I have a problem that i don't know how to cope with.
Believe it or not everything is going well. I got the remorse, the work it takes etc etc etc.
But i need to let go and after 3 years i am realising that i just don't know how to.
The EA was not PA and i cannot find any proof otherwise. They live so far from each other she is his first gf from his hometown and he hasn't been there in 3 years. Neither have i! Parents are still alive.
We have discussed this until we are both sick of it, me included as i really want to put it behind us.
It's almost like there was a honemoon perion in the reconcilliation period and everything was reall wonderful. Almost like we were both lifted up into a new fog and now we are coming down again.
I am constantly doing things to make him happy and aware that this is not the best solution as i am also expecting return of investment!!
I know that this can signify a feeling of insecurity on my part and we have discussed it.
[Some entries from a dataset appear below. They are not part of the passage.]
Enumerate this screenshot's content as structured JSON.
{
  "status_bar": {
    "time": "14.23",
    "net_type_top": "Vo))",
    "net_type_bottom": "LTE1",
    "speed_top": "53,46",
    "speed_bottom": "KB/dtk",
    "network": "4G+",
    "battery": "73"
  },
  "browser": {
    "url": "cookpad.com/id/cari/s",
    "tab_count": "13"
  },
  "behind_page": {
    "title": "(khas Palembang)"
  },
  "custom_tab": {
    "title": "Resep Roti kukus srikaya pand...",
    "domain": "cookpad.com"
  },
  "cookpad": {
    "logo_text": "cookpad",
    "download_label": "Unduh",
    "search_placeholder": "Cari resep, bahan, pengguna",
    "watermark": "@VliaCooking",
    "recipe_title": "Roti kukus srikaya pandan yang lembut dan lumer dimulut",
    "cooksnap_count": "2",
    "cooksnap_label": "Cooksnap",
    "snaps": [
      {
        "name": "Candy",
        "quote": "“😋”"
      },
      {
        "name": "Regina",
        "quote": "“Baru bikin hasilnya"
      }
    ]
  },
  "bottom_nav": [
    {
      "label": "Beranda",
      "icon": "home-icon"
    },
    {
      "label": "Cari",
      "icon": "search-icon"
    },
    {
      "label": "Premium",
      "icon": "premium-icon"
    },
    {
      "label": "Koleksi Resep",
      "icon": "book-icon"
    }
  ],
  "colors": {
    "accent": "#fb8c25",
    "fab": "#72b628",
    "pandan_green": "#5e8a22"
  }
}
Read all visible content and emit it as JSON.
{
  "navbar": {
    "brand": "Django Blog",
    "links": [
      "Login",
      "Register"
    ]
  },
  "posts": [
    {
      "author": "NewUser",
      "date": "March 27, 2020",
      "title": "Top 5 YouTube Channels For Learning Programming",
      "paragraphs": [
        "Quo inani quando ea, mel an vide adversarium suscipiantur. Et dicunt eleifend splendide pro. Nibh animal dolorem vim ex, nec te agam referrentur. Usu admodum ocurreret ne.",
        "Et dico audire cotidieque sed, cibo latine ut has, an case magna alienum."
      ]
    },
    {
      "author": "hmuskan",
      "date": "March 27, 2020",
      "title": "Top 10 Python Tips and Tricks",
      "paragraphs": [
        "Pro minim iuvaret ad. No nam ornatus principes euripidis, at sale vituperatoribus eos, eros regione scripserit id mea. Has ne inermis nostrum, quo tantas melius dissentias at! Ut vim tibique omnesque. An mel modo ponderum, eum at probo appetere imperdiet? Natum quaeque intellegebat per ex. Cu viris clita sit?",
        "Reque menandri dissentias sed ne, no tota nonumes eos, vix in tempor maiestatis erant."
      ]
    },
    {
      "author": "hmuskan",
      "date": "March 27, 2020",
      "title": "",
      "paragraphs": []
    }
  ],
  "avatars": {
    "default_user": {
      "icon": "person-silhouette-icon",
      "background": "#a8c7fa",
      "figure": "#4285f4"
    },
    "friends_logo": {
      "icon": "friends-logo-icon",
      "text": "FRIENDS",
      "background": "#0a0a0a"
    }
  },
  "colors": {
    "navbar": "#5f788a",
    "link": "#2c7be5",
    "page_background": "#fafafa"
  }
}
I am getting what i want here so what the hell is wrong with me?
I don't even feel any envy or jealousy towards the OW, i don't sneak looks at emails, phone calls bla bla bla anymore and don't feel the need to!
What i do feel is a reflection of who i am, i feel that i have worked sop hard on the reconcilliation that i am no longer true to myself.
I feel angry that i was put into the position where i too had to recover and save him from the mess.
I guess i always somehow felt guilty and part of the reason he looked somewhere else in the first place.
I know i was not to blame for his affair i know that he is responsible and he knows that too.
So why do i feel guilty for not being able to satisfy my own husband enough for him to look somewhere else?
I still have so many why's it is obvious that my h cannot answer these as he has tried til he is blue in the face.
My problem is with me and no amount of IC can help that.
I seem to others to be so happy and balanced, good at my job but deep inside i am struggling with this infidelity.
Yes, i know it can be that i am too proud, try too hard to be a perfectionist and this kicked me in the gut. Some people might say " Hah! silly cow she deserved it but i am hurting.
If i don't sort myself out soon i might just lose everything for good. I am really begging for help to understand why i cannot let go. I would appreciate so much some help from both ws and Bs in what i can do to move on.
A good kick in the butt might just help.